● ZACさん ●
「四書(現代語訳)」を読んでみようかという方への私評をひとくさり。ただし、私は儒学研究者でも儒学信奉者でもありません。普通に儒学に影響されている日本人としてちょっと読んだという程度ですので、きちんとした参考にはならないと思います。あしからず。
論語:最も易しい。短文が多く、どっかで聞いたことのある文句(四十にして惑わずとか)が出てくる。現代社会でも通じるものすくなくないと思います。サッカーの中田英寿選手の愛読書の一つらしい。四書を初めて読もうとされる方には最初に読まれるのをお勧めします。しかも、きちんと読むより、自分で気に入ったところだけ読めばよいという長所あり。
孟子:論語とほぼ同様で短文が多い形式なのだが、とにかく分量が多くて読むのが大変。四書完全読破を目指すのでなければ、4作の中で最後に回すのがよいような……。
中庸:短い。もともと大作の一部を切り離した著作なので、短いのです。使われている用語の定義を頭に入れて置いたり、出てくるたびに前を読み返したりしないと文意がわかりにくいですが、個人の道徳(儒学的にいえば「修身」)について書かれているので、大学より分かりやすいと思います。全体を通じた論理的な構成になっているので、論語のように好きなところだけ抜き読みはできません。でも、一読後は好きなところだけ読むのもいいかも。
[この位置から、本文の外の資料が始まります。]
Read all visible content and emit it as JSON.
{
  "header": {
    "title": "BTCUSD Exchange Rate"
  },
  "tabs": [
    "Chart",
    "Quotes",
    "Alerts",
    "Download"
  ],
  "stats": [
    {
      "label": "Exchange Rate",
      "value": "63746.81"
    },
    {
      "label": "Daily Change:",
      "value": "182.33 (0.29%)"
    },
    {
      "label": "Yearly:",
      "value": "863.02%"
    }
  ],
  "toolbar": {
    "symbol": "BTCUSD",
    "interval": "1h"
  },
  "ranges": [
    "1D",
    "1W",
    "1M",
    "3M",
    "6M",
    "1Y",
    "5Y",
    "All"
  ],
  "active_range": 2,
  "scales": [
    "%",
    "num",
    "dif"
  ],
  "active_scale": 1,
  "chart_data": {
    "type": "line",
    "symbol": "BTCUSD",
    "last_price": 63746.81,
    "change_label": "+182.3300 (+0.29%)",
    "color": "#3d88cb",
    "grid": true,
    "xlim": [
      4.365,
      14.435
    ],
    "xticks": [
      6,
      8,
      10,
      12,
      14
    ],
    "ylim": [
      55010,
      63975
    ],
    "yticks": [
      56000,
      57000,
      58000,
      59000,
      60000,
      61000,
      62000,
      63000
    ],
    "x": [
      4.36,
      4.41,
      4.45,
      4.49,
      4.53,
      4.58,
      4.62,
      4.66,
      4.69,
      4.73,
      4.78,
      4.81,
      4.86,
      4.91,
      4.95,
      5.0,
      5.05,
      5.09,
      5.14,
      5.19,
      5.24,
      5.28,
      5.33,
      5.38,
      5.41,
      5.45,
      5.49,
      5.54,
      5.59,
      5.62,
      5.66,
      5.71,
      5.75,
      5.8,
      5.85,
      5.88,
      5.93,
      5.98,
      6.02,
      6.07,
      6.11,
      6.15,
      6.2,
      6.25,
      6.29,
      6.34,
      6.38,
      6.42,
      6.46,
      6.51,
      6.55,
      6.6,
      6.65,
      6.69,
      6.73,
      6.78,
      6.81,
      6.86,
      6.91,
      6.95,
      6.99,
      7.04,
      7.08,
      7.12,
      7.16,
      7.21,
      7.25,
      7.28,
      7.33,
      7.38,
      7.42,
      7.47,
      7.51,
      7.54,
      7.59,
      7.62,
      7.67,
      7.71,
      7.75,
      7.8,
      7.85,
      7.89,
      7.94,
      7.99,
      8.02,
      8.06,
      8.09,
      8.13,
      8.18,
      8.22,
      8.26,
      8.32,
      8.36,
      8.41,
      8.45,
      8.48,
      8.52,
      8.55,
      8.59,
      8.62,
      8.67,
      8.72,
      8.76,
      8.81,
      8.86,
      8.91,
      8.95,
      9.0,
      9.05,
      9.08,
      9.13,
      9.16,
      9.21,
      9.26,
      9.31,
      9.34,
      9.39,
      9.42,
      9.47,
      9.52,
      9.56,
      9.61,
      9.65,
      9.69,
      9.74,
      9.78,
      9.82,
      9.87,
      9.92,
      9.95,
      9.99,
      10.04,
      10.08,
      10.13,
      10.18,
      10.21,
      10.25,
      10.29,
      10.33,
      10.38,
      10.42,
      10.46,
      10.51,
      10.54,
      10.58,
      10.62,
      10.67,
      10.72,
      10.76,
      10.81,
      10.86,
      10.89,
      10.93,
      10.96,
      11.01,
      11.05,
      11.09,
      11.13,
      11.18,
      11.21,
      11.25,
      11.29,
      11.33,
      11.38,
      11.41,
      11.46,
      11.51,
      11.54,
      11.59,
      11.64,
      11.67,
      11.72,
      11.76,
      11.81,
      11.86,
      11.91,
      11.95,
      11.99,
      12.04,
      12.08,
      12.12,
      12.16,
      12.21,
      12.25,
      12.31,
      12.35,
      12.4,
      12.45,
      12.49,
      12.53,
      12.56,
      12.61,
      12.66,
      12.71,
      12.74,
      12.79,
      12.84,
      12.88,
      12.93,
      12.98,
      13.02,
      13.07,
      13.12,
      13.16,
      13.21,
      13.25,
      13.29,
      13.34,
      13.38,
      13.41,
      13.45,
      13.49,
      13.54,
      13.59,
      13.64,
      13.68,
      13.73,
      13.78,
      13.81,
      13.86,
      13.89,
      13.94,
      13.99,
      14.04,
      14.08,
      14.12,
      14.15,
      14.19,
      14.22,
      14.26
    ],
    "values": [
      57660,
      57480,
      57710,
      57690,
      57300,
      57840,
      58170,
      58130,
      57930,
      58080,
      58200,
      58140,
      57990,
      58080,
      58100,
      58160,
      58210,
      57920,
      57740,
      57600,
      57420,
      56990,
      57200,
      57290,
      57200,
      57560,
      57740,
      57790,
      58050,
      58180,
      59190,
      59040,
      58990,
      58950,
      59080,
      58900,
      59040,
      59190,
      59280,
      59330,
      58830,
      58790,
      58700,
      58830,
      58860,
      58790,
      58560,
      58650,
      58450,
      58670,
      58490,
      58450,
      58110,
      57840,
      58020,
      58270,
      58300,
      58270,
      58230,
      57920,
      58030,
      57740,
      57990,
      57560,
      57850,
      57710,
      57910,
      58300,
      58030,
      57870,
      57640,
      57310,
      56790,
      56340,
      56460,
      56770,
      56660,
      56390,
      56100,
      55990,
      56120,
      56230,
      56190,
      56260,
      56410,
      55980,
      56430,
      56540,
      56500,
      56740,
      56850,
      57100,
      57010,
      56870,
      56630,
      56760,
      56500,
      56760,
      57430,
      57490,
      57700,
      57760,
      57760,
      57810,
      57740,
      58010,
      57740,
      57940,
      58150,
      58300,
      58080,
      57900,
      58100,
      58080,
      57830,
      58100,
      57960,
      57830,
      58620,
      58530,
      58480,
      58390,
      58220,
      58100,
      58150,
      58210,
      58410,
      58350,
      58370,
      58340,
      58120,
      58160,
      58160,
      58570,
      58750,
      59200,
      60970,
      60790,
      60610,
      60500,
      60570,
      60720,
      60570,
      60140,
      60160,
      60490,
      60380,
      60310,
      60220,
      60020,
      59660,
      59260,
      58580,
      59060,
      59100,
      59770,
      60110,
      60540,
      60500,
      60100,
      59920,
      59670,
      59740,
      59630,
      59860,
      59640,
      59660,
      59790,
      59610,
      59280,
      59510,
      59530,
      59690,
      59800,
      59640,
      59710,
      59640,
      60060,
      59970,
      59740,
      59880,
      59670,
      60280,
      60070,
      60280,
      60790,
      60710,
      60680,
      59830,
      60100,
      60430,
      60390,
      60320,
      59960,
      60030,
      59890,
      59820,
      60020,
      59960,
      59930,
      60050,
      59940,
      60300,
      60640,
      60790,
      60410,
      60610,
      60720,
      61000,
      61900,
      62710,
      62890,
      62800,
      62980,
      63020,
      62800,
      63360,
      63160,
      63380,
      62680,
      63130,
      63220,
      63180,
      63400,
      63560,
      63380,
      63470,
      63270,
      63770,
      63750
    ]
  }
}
大学:元本は中庸と同じものでこれもその一部を切り離した著作。中庸が修身に関する本であるのに対してこちら国や天下を治めるための本といったおもむき。こちらも全体が一つの論理で構成されているので全部通して読まなければなりません。将来、皇帝になりたい方や天下人を補佐したい人の必読書か?
この私評でわかると思いますが、私は、中庸と論語が好きです。